Ada detail lain yang mencolok dan mengejutkan. Aktris favorit Malaala adalah Angelina Jolie. Dia menyukai acara TV “Ugly Betty”, yang tokoh utamanya bekerja di majalah mode; Malala bermimpi “suatu hari pergi ke New York dan bekerja di majalah seperti miliknya.”

Di rumah sakit, dia menikmati film “Shrek”, tapi dikejutkan oleh adegan di “Bend it Like Beckham” saat para pemain sepak bola wanita melepas kaus mereka untuk memperlihatkan bra olahraga.

Dia membaca “The Wonderful Wizard of Oz” – dikirimkan kepadanya oleh mantan Perdana Menteri Inggris Gordon Brown – dan mengidentifikasi dengan Dorothy dan mencoba untuk pulang.

Malala kini bersekolah di Inggris, dan tinggal bersama keluarganya di sebuah rumah di belakang gerbang besar di kota Birmingham. Itu membuatnya berpikir sedikit tentang menjadi tahanan rumah.

Malala Fund telah melakukan kampanye untuk pendidikan anak perempuan di seluruh dunia atas namanya. Dia menerima beberapa penghargaan dan berpidato di PBB pada ulang tahunnya yang ke-16. Akhir bulan ini, dia akan bertemu Ratu Elizabeth II di Istana Buckingham.

Dia tetap bertekad untuk suatu hari kembali ke Pakistan dan terjun ke dunia politik.
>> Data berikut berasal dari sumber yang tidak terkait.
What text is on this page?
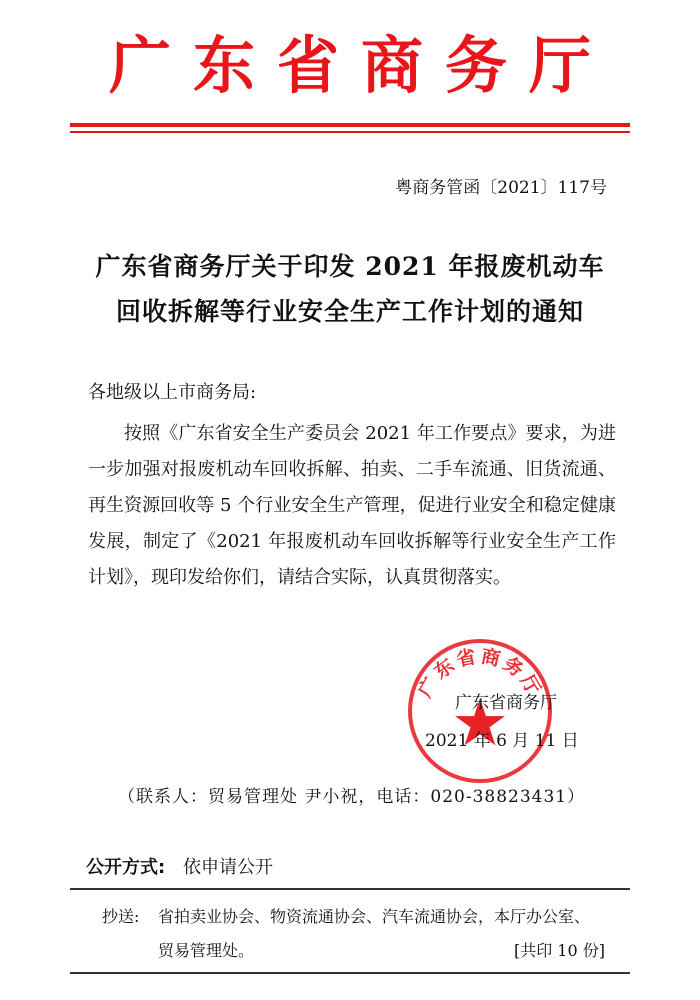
广东省商务厅
粤商务管函〔2021〕117号
广东省商务厅关于印发 2021 年报废机动车
回收拆解等行业安全生产工作计划的通知
各地级以上市商务局:
按照《广东省安全生产委员会 2021 年工作要点》要求，为进一步加强对报废机动车回收拆解、拍卖、二手车流通、旧货流通、再生资源回收等 5 个行业安全生产管理，促进行业安全和稳定健康发展，制定了《2021 年报废机动车回收拆解等行业安全生产工作计划》，现印发给你们，请结合实际，认真贯彻落实。
广东省商务厅
广东省商务厅
2021 年 6 月 11 日
（联系人：贸易管理处 尹小祝，电话：020-38823431）
公开方式: 依申请公开
抄送: 省拍卖业协会、物资流通协会、汽车流通协会，本厅办公室、
贸易管理处。	[共印 10 份]
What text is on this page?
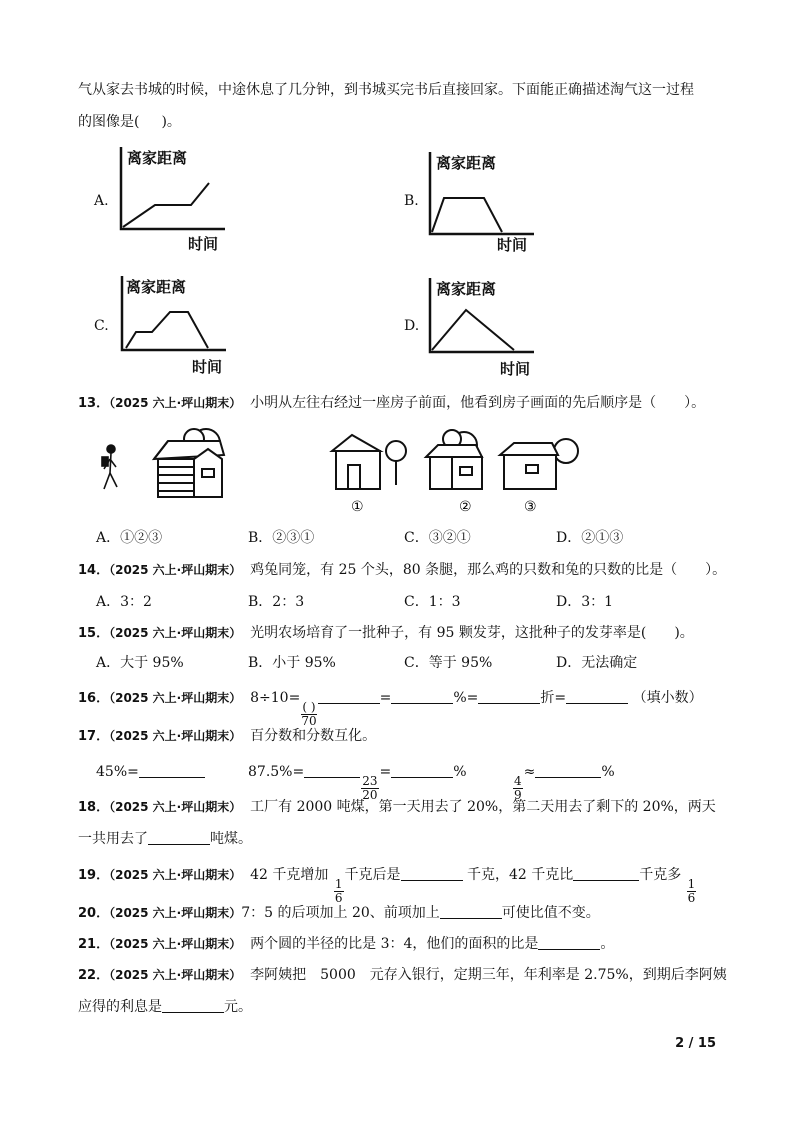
气从家去书城的时候，中途休息了几分钟，到书城买完书后直接回家。下面能正确描述淘气这一过程
的图像是( )。
A.	B.
C.	D.
离家距离
时间
离家距离
时间
离家距离
时间
离家距离
时间
13．（2025 六上·坪山期末） 小明从左往右经过一座房子前面，他看到房子画面的先后顺序是（　　）。
①	②	③
A．①②③	B．②③①	C．③②①	D．②①③
14．（2025 六上·坪山期末） 鸡兔同笼，有 25 个头，80 条腿，那么鸡的只数和兔的只数的比是（　　）。
A．3：2	B．2：3	C．1：3	D．3：1
15．（2025 六上·坪山期末） 光明农场培育了一批种子，有 95 颗发芽，这批种子的发芽率是(　　)。
A．大于 95%	B．小于 95%	C．等于 95%	D．无法确定
16．（2025 六上·坪山期末） 8÷10=
$\frac{( )}{70}$
=	%=	折=	（填小数）
17．（2025 六上·坪山期末） 百分数和分数互化。
45%=	87.5%=
$\frac{23}{20}$
=	%
$\frac{4}{9}$
≈	%
18．（2025 六上·坪山期末） 工厂有 2000 吨煤，第一天用去了 20%，第二天用去了剩下的 20%，两天
一共用去了	吨煤。
19．（2025 六上·坪山期末） 42 千克增加
$\frac{1}{6}$
千克后是	千克，42 千克比	千克多
$\frac{1}{6}$
20．（2025 六上·坪山期末）7：5 的后项加上 20、前项加上	可使比值不变。
21．（2025 六上·坪山期末） 两个圆的半径的比是 3：4，他们的面积的比是	。
22．（2025 六上·坪山期末） 李阿姨把　5000　元存入银行，定期三年，年利率是 2.75%，到期后李阿姨
应得的利息是	元。
2 / 15
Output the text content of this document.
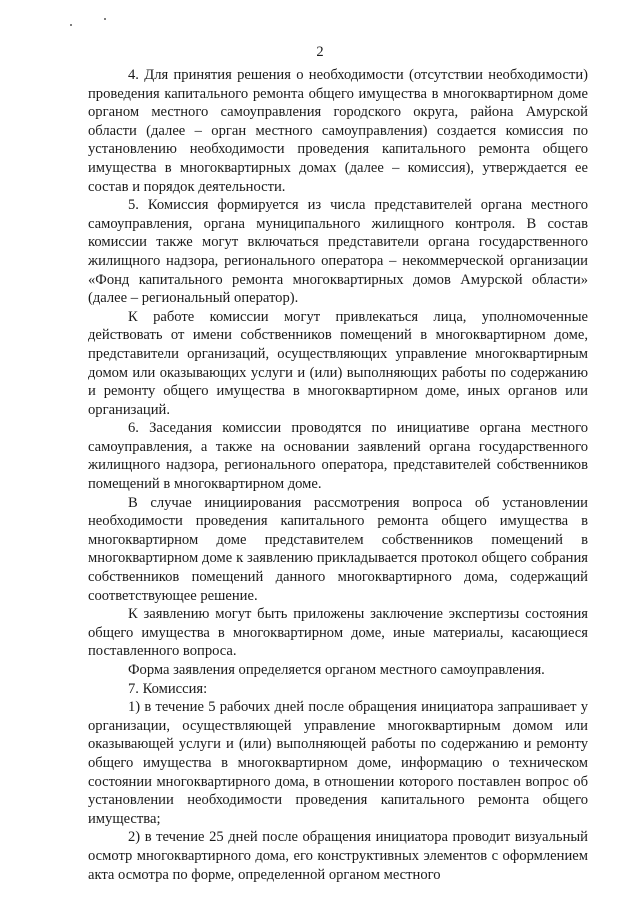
2

4. Для принятия решения о необходимости (отсутствии необходимости) проведения капитального ремонта общего имущества в многоквартирном доме органом местного самоуправления городского округа, района Амурской области (далее – орган местного самоуправления) создается комиссия по установлению необходимости проведения капитального ремонта общего имущества в многоквартирных домах (далее – комиссия), утверждается ее состав и порядок деятельности.

5. Комиссия формируется из числа представителей органа местного самоуправления, органа муниципального жилищного контроля. В состав комиссии также могут включаться представители органа государственного жилищного надзора, регионального оператора – некоммерческой организации «Фонд капитального ремонта многоквартирных домов Амурской области» (далее – региональный оператор).

К работе комиссии могут привлекаться лица, уполномоченные действовать от имени собственников помещений в многоквартирном доме, представители организаций, осуществляющих управление многоквартирным домом или оказывающих услуги и (или) выполняющих работы по содержанию и ремонту общего имущества в многоквартирном доме, иных органов или организаций.

6. Заседания комиссии проводятся по инициативе органа местного самоуправления, а также на основании заявлений органа государственного жилищного надзора, регионального оператора, представителей собственников помещений в многоквартирном доме.

В случае инициирования рассмотрения вопроса об установлении необходимости проведения капитального ремонта общего имущества в многоквартирном доме представителем собственников помещений в многоквартирном доме к заявлению прикладывается протокол общего собрания собственников помещений данного многоквартирного дома, содержащий соответствующее решение.

К заявлению могут быть приложены заключение экспертизы состояния общего имущества в многоквартирном доме, иные материалы, касающиеся поставленного вопроса.

Форма заявления определяется органом местного самоуправления.

7. Комиссия:

1) в течение 5 рабочих дней после обращения инициатора запрашивает у организации, осуществляющей управление многоквартирным домом или оказывающей услуги и (или) выполняющей работы по содержанию и ремонту общего имущества в многоквартирном доме, информацию о техническом состоянии многоквартирного дома, в отношении которого поставлен вопрос об установлении необходимости проведения капитального ремонта общего имущества;

2) в течение 25 дней после обращения инициатора проводит визуальный осмотр многоквартирного дома, его конструктивных элементов с оформлением акта осмотра по форме, определенной органом местного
Dan dia mengatakan upaya Taliban untuk membungkamnya malah menjadi bumerang.

“Ketika saya ditembak, mereka mengira orang-orang akan dibungkam, mereka mengira tidak ada yang akan berbicara,” katanya kepada BBC dalam sebuah wawancara baru-baru ini.

“Saya pikir mereka mungkin menyesal mengapa mereka menembak Malala.”